Monday, October 4, 2010

Dragging Things Together

Things are finally start to come together in Montreal.

I have a thesis topic. I need to start researching, but it looks like it will be an analysis of Weimar German directors who emigrated before the Second World War to Hollywood and how the depiction of women changed according to the change in audience. I need to discover a pithier description, but right now that is kind of all I have. But, that does mean that my lack of German is no longer an issue, and that I have some new ground to research.

I played in the B Team's game yesterday - they were scant for subs - and I don't know if it was because the pressure was off, or just because the overall level of skill allowed me to rise above, but it was the first game in a while where I was actually very happy with my performance. It has me excited to meet Ottawa again this Thursday.

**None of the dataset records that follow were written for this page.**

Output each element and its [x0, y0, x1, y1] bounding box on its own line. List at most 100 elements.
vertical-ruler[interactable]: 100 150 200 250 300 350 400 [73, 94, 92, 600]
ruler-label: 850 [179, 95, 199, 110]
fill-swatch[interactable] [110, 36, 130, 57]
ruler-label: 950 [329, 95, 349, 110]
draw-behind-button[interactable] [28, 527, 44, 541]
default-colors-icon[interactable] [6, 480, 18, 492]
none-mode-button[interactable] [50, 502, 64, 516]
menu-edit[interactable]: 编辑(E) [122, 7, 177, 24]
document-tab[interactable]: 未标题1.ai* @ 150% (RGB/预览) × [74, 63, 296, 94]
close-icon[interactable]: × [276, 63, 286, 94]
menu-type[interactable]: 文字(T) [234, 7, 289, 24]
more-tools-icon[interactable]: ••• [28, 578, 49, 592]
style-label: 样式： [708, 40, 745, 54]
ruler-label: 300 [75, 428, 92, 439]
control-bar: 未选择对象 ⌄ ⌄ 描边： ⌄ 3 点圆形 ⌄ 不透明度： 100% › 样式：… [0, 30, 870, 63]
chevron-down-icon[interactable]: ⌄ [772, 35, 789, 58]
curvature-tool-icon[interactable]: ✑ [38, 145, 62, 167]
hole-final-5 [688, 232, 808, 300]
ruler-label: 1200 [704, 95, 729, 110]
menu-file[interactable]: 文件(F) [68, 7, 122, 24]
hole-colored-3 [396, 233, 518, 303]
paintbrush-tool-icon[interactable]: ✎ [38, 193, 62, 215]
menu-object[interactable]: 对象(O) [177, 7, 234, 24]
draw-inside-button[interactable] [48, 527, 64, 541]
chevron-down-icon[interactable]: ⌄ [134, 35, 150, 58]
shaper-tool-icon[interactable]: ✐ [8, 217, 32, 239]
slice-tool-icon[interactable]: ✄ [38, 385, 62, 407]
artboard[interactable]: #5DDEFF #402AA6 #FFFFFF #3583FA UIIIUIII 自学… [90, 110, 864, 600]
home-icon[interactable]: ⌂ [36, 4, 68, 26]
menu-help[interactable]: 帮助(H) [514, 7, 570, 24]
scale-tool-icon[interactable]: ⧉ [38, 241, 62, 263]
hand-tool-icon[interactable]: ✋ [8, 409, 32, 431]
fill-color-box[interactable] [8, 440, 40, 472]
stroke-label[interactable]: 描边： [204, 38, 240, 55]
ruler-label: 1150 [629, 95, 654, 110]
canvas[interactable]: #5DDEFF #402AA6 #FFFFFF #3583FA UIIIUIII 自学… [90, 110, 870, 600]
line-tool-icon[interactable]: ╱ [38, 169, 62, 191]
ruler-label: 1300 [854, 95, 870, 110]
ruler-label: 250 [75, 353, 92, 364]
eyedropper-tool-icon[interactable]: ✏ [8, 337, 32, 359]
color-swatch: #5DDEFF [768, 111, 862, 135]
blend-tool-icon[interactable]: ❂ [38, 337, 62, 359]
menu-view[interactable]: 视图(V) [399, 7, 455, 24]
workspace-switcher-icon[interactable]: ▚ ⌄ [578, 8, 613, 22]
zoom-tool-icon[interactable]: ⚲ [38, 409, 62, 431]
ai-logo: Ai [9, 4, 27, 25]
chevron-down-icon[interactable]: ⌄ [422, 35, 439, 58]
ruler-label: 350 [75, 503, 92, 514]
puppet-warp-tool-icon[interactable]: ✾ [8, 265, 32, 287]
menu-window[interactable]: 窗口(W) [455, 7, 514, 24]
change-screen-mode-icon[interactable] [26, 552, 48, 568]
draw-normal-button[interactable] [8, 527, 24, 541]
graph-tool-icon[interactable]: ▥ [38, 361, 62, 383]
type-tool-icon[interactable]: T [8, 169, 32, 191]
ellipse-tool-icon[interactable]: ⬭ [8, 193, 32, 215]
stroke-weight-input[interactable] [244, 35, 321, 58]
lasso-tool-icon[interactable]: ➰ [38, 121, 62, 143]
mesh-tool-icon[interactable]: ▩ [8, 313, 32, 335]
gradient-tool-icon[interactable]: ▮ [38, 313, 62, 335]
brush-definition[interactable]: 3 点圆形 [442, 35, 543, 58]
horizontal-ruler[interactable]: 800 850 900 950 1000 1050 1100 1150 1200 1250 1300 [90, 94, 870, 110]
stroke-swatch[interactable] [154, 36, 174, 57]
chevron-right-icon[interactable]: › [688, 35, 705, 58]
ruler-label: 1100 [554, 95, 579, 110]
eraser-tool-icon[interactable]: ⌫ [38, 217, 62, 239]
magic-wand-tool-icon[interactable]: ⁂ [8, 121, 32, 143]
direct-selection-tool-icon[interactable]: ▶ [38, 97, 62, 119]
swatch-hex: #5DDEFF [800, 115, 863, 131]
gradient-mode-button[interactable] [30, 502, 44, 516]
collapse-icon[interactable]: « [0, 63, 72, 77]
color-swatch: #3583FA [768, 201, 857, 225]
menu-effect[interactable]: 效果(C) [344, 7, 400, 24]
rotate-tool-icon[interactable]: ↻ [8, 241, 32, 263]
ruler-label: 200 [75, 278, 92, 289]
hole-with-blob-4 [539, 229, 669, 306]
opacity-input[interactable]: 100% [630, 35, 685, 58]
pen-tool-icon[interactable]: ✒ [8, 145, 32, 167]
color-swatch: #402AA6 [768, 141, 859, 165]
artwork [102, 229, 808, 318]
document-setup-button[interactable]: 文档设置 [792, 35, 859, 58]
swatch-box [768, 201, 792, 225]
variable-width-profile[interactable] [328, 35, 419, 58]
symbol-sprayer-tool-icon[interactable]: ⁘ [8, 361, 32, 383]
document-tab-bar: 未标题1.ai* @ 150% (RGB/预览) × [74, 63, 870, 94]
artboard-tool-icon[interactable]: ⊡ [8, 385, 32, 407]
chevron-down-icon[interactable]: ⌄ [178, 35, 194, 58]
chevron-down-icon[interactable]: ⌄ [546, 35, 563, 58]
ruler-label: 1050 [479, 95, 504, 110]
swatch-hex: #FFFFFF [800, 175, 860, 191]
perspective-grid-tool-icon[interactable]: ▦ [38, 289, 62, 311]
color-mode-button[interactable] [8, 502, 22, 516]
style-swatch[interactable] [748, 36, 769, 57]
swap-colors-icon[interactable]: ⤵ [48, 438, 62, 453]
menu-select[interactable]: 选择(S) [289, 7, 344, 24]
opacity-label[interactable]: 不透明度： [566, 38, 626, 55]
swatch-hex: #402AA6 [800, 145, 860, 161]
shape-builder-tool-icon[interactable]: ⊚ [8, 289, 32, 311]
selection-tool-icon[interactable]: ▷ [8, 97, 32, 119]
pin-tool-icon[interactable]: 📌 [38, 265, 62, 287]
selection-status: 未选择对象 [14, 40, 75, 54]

My apartment is clean, I have been reunited with my cell phone, I have been getting my ass to yoga and, though I have certainly sabotaged myself by making some delicious peanut butter oatmeal cookies, I have been eating quite healthy as of late.

Life isn't so bad kids.


Since I am feeling magnanimous, here is my recipe for peanut butter oatmeal cookies

I have a very reflective desk...
ingredients:

1 cup salted butter
1 cup brown sugar
3/4 cup white sugar
1 1/2 cup crunchy peanut butter
1 teaspoon vanilla extract
2 eggs
1 1/2 cup whole wheat flour
2 teaspoons baking soda
1/5 teaspoon salt
1 3/4 cup quick cooking oats
a bag of dark, bittersweet chocolate chips

directions:
1. Preheat your oven to 350 degrees, a la every baking recipe known to man
2. Cream together butter and sugar. Once done, add peanut butter and vanilla extract (you could, in theory, cream all of these ingredients together at the same time, but since I use crunchy peanut butter and do not own a hand mixer - I know, I know - I find it easiest to cream the butter and sugar first). Then add the eggs one at a time, mixing well (obviously...)
3. Add flour, baking soda and salt, and mix it up. Once mixed, add remaining ingredients.
4. Cook for about 10 minutes each batch on an ungreased baking sheet.
5. Eat inappropriate amounts of dough, making yourself too sick to actually eat the finished product.